Another application of template literals is to simplify writing strings that span multiple lines:
`first
second
third
fourth`

Tagged templates

A template tag is a function performing a transformation on a template literal, returning a string. The signature of a tag function is the following:
tagFunction( literalFragments, ...substitutionValues )
  • literalFragments is an array of Strings that store fragments of the template literal. The original template literal is split by substitutions.
  • the rest parameter ...substitutionValues contains the values of ${...} substitutions.
For the sake of simplicity, suppose that we only use alphanumeric characters in template substitutions. In order to understand how literalFragments are constructed, study the behavior of the JavaScript split method:
let emulatedSubs = '${sub1}abc ${sub2} def${sub3}'
        .split( /\${\w*}/ );
> ["", "abc ", " def", ""]
The emulatedSubs array contains all text fragments in order. The ith element of emulatedSubs is before the (i+1)th argument of the tag function, representing the substitution ${sub_i}.
Let’s now observe how the real literalFragments are constructed. We will create a tag function that prints all of its arguments. Let’s execute this tag function on the template ${sub1}abc ${sub2} def${sub3}.
let sub1=1, sub2=2, sub3 = 3; 
( (x, ...subs) => { 
        console.log( x, ...subs ); 
    })`${sub1}abc ${sub2} def${sub3}`
> ["", "abc ", " def", "", raw: Array[4]] 1 2 3
There is one small difference in the construction of the literalFragments array: the array has an associative property raw, containing the same four literal fragments as raw values.
As a first real example, let’s create a salutation tag.
let salutation = literalFragments =>
    'Hello, ' + literalFragments[0];

console.log( salutation`Ashley` );
> "Hello, Ashley"
If variable substitutions occur inside the template literal, their values can also be manipulated using tag functions.
let price = 5999.9;
let currencySymbol = '€';
let productName = 'Titanium Toothbrush';

let formatCurrency = function( currency, amount ) {
    return amount.toFixed(2) + currency;
}

let format = (textArray, ...substitutions) => {
    let template = textArray[0];
    template += substitutions[0];
    template += textArray[1];
    template += formatCurrency( substitutions[1], substitutions[2] );
    template += textArray[3];

    return template;
};

format`
<div class="js-product">
    Product: ${productName}
</div>
<div class="js-price">
    Price: ${currencySymbol}${price}
</div>
`
In the format function, we can access all variable substitutions and template fragments, and we can concatenate them in any order.

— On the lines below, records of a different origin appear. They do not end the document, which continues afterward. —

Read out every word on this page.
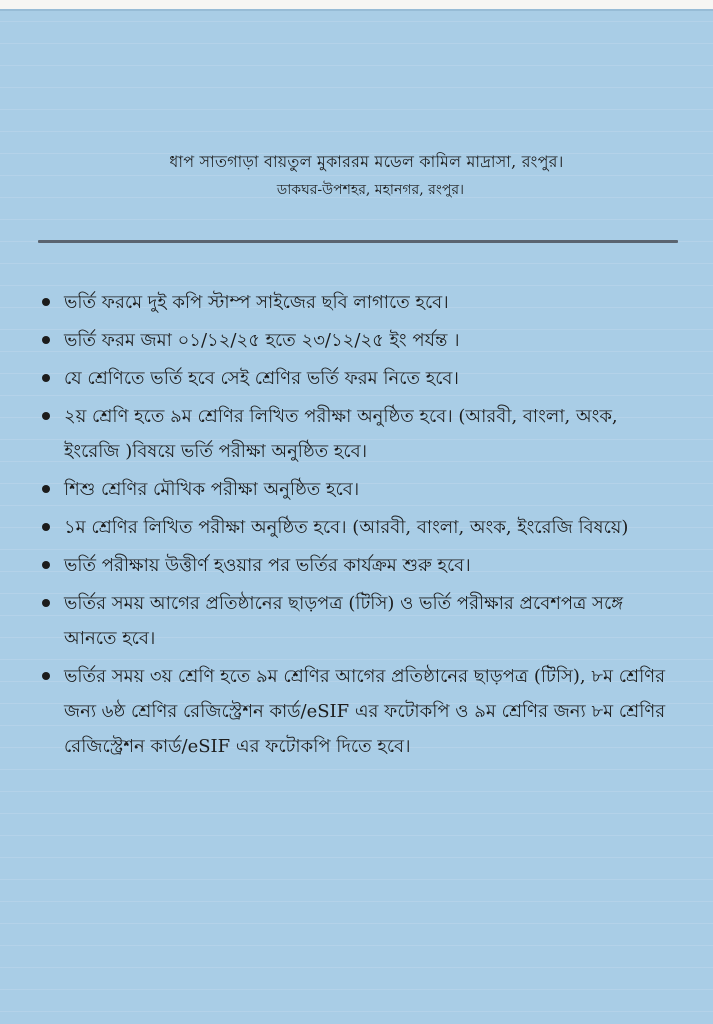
ধাপ সাতগাড়া বায়তুল মুকাররম মডেল কামিল মাদ্রাসা, রংপুর।

ডাকঘর-উপশহর, মহানগর, রংপুর।

ভর্তি ফরমে দুই কপি স্টাম্প সাইজের ছবি লাগাতে হবে।
ভর্তি ফরম জমা ০১/১২/২৫ হতে ২৩/১২/২৫ ইং পর্যন্ত ।
যে শ্রেণিতে ভর্তি হবে সেই শ্রেণির ভর্তি ফরম নিতে হবে।
২য় শ্রেণি হতে ৯ম শ্রেণির লিখিত পরীক্ষা অনুষ্ঠিত হবে। (আরবী, বাংলা, অংক, ইংরেজি )বিষয়ে ভর্তি পরীক্ষা অনুষ্ঠিত হবে।
শিশু শ্রেণির মৌখিক পরীক্ষা অনুষ্ঠিত হবে।
১ম শ্রেণির লিখিত পরীক্ষা অনুষ্ঠিত হবে। (আরবী, বাংলা, অংক, ইংরেজি বিষয়ে)
ভর্তি পরীক্ষায় উত্তীর্ণ হওয়ার পর ভর্তির কার্যক্রম শুরু হবে।
ভর্তির সময় আগের প্রতিষ্ঠানের ছাড়পত্র (টিসি) ও ভর্তি পরীক্ষার প্রবেশপত্র সঙ্গে আনতে হবে।
ভর্তির সময় ৩য় শ্রেণি হতে ৯ম শ্রেণির আগের প্রতিষ্ঠানের ছাড়পত্র (টিসি), ৮ম শ্রেণির জন্য ৬ষ্ঠ শ্রেণির রেজিস্ট্রেশন কার্ড/eSIF এর ফটোকপি ও ৯ম শ্রেণির জন্য ৮ম শ্রেণির রেজিস্ট্রেশন কার্ড/eSIF এর ফটোকপি দিতে হবে।
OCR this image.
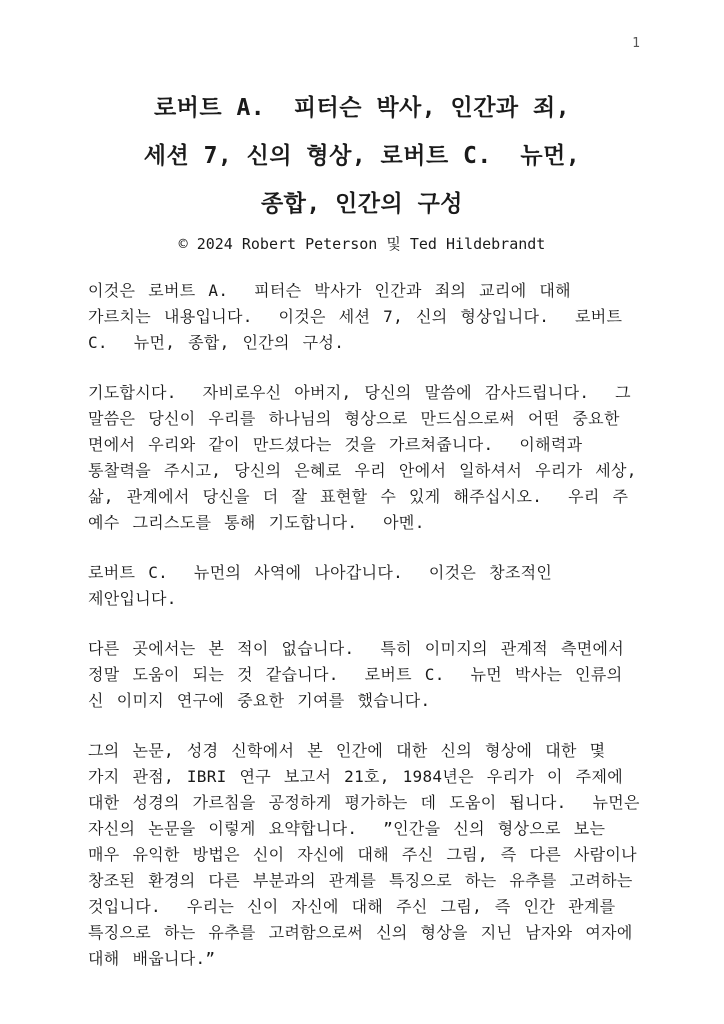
1
로버트 A.  피터슨 박사, 인간과 죄,
세션 7, 신의 형상, 로버트 C.  뉴먼,
종합, 인간의 구성
© 2024 Robert Peterson 및 Ted Hildebrandt

이것은 로버트 A.  피터슨 박사가 인간과 죄의 교리에 대해 가르치는 내용입니다.  이것은 세션 7, 신의 형상입니다.  로버트 C.  뉴먼, 종합, 인간의 구성.

기도합시다.  자비로우신 아버지, 당신의 말씀에 감사드립니다.  그 말씀은 당신이 우리를 하나님의 형상으로 만드심으로써 어떤 중요한 면에서 우리와 같이 만드셨다는 것을 가르쳐줍니다.  이해력과 통찰력을 주시고, 당신의 은혜로 우리 안에서 일하셔서 우리가 세상, 삶, 관계에서 당신을 더 잘 표현할 수 있게 해주십시오.  우리 주 예수 그리스도를 통해 기도합니다.  아멘.

로버트 C.  뉴먼의 사역에 나아갑니다.  이것은 창조적인 제안입니다.

다른 곳에서는 본 적이 없습니다.  특히 이미지의 관계적 측면에서 정말 도움이 되는 것 같습니다.  로버트 C.  뉴먼 박사는 인류의 신 이미지 연구에 중요한 기여를 했습니다.

그의 논문, 성경 신학에서 본 인간에 대한 신의 형상에 대한 몇 가지 관점, IBRI 연구 보고서 21호, 1984년은 우리가 이 주제에 대한 성경의 가르침을 공정하게 평가하는 데 도움이 됩니다.  뉴먼은 자신의 논문을 이렇게 요약합니다.  ”인간을 신의 형상으로 보는 매우 유익한 방법은 신이 자신에 대해 주신 그림, 즉 다른 사람이나 창조된 환경의 다른 부분과의 관계를 특징으로 하는 유추를 고려하는 것입니다.  우리는 신이 자신에 대해 주신 그림, 즉 인간 관계를 특징으로 하는 유추를 고려함으로써 신의 형상을 지닌 남자와 여자에 대해 배웁니다.”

Substitutions come from evaluating the values of productName, currencySymbol, and price in the scope of the template evaluation.
The result of the above tagged template looks like this:
<div class="js-product">
    Product: Titanium Toothbrush
</div>
<div class="js-price">
    Price: 5999.90€
</div>
Even though in this specific case, the format function relies on knowledge of the structure of the template, in some cases, templates have a variable number of substitutions. One of the exercises will require you to create tag functions handling variable number of substitutions.